On November 8th, Connecticut Governor Lamont announced that the state was paying of the loan from the federal government that was used to pay unemployment compensation in Connecticut. See the Governor’s press release at Governor Lamont ‘s press release reporting that Connecticut paid off pandemic-era Unemployment Trust Fund debt in advance of the November 10, 2023, deadline. Connecticut Commissioner of Labor Danté Bartolomeo explained that for tax year 2022, the federal tax rate per full-time employee rose to $63 per year, an increase that the General Assembly mitigated through legislative action that reduced employer state taxes by more than the federal increase. If Connecticut still carried a loan balance on November 10, 2023, the federal tax increase on employers would have brought the
minimum rate to $84 per full-time employee per year. Since the loan balance on November 10, 2023, is zero, the minimum federal tax rate for employers drops back to $42 per full-time employee per year for tax year 2023.
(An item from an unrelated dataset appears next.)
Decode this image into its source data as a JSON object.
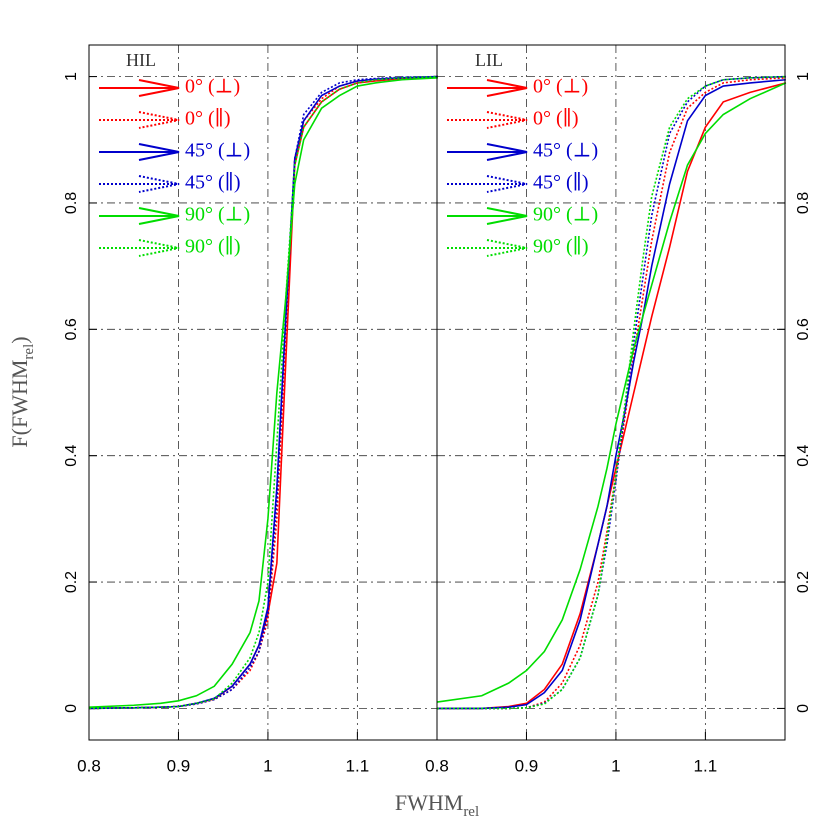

We are pleased to see that Connecticut took action to avoid the FUTA tax increase that would have resulted if the outstanding loan had not been paid.

As of November 14th , employers in only the States of California, New York and the Virgin Islands will be obligated to pay increased FUTA taxes for 2023 due to outstanding loans. Employers in California and New York will be obligated to pay approximately $84 per employee (instead of the normal $42 per employee) and employers in the Virgin Islands will see FUTA tax continuing to increase to the historic high of approximately $315 per employee.

The final FUTA payment for 2023 that applies the FUTA rate (changed due to the reduction in the offset) is due by January 31, 2024.